How much pain will I be in after surgery?
Arthrex Knee Preservation is a minimally invasive approach to ACL surgery and results in less pain and morbidity than traditional ACL techniques.2
During all-inside ACL reconstruction, there are fewer tunnels drilled in the bone, resulting in less pain and suffering than traditional techniques.6,7,9,17 The type of graft chosen to reconstruct your ligament also impacts your pain level following surgery.
Please note that each patient experiences and tolerates pain differently. You will probably feel some pain following surgery, and your surgeon will work with you closely to monitor and help manage your pain.
Will I need physical therapy?
Physical therapy is necessary after an ACL repair or reconstruction procedure to properly strengthen and recover the knee. Rehabilitation varies for each patient, and your surgeon will customize your regimen specific to you.

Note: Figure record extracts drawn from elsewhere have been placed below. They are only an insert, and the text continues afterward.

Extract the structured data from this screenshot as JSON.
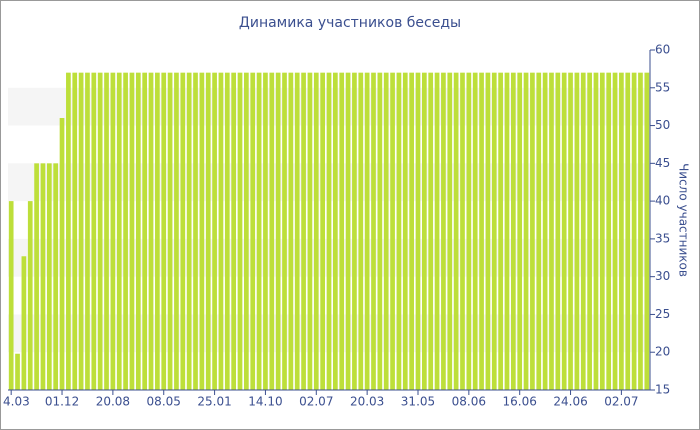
{
  "chart_data": {
    "type": "bar",
    "title": "Динамика участников беседы",
    "y_label": "Число участников",
    "categories": [
      "4.03",
      null,
      null,
      null,
      null,
      null,
      null,
      null,
      "01.12",
      null,
      null,
      null,
      null,
      null,
      null,
      null,
      "20.08",
      null,
      null,
      null,
      null,
      null,
      null,
      null,
      "08.05",
      null,
      null,
      null,
      null,
      null,
      null,
      null,
      "25.01",
      null,
      null,
      null,
      null,
      null,
      null,
      null,
      "14.10",
      null,
      null,
      null,
      null,
      null,
      null,
      null,
      "02.07",
      null,
      null,
      null,
      null,
      null,
      null,
      null,
      "20.03",
      null,
      null,
      null,
      null,
      null,
      null,
      null,
      "31.05",
      null,
      null,
      null,
      null,
      null,
      null,
      null,
      "08.06",
      null,
      null,
      null,
      null,
      null,
      null,
      null,
      "16.06",
      null,
      null,
      null,
      null,
      null,
      null,
      null,
      "24.06",
      null,
      null,
      null,
      null,
      null,
      null,
      null,
      "02.07",
      null,
      null,
      null,
      null
    ],
    "values": [
      40,
      19.8,
      32.7,
      40,
      45,
      45,
      45,
      45,
      51,
      57,
      57,
      57,
      57,
      57,
      57,
      57,
      57,
      57,
      57,
      57,
      57,
      57,
      57,
      57,
      57,
      57,
      57,
      57,
      57,
      57,
      57,
      57,
      57,
      57,
      57,
      57,
      57,
      57,
      57,
      57,
      57,
      57,
      57,
      57,
      57,
      57,
      57,
      57,
      57,
      57,
      57,
      57,
      57,
      57,
      57,
      57,
      57,
      57,
      57,
      57,
      57,
      57,
      57,
      57,
      57,
      57,
      57,
      57,
      57,
      57,
      57,
      57,
      57,
      57,
      57,
      57,
      57,
      57,
      57,
      57,
      57,
      57,
      57,
      57,
      57,
      57,
      57,
      57,
      57,
      57,
      57,
      57,
      57,
      57,
      57,
      57,
      57,
      57,
      57,
      57,
      57
    ],
    "color": "#bddf3a",
    "ylim": [
      15,
      60
    ],
    "yticks": [
      15,
      20,
      25,
      30,
      35,
      40,
      45,
      50,
      55,
      60
    ],
    "grid": "bands",
    "y_axis_side": "right"
  }
}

When can I drive a car after surgery?
Your surgeon may require a functional assessment before clearing you to operate a vehicle after ACL surgery. When you can safely drive a car will depend on several factors, including which knee (left or right) was injured, your range of motion to safely operate the gas and brake pedals, and when you stop taking prescription pain medication. When a patient can drive after surgery will be based on the surgeon’s recommendation and depends on their personal preference and post-op protocol.
When can I return to work or school?
Several factors determine when you can return to work, including your profession, your work environment, and how you feel after your procedure. Your surgeon will recommend a timeline specific to your needs and recovery process.
When can I return to sport or activity?
Several factors impact when you will return to sports or activities, and not every patient will return at the same time.
Typically, recovery time is shorter for ACL repair patients.3 After ACL reconstruction, it could take as long as a year or more before a patient can safely return to sports and activities. A longer recovery period may reduce the risk of reinjury.18 Your surgeon will work closely with you to customize your timeline and determine when you can safely return to play.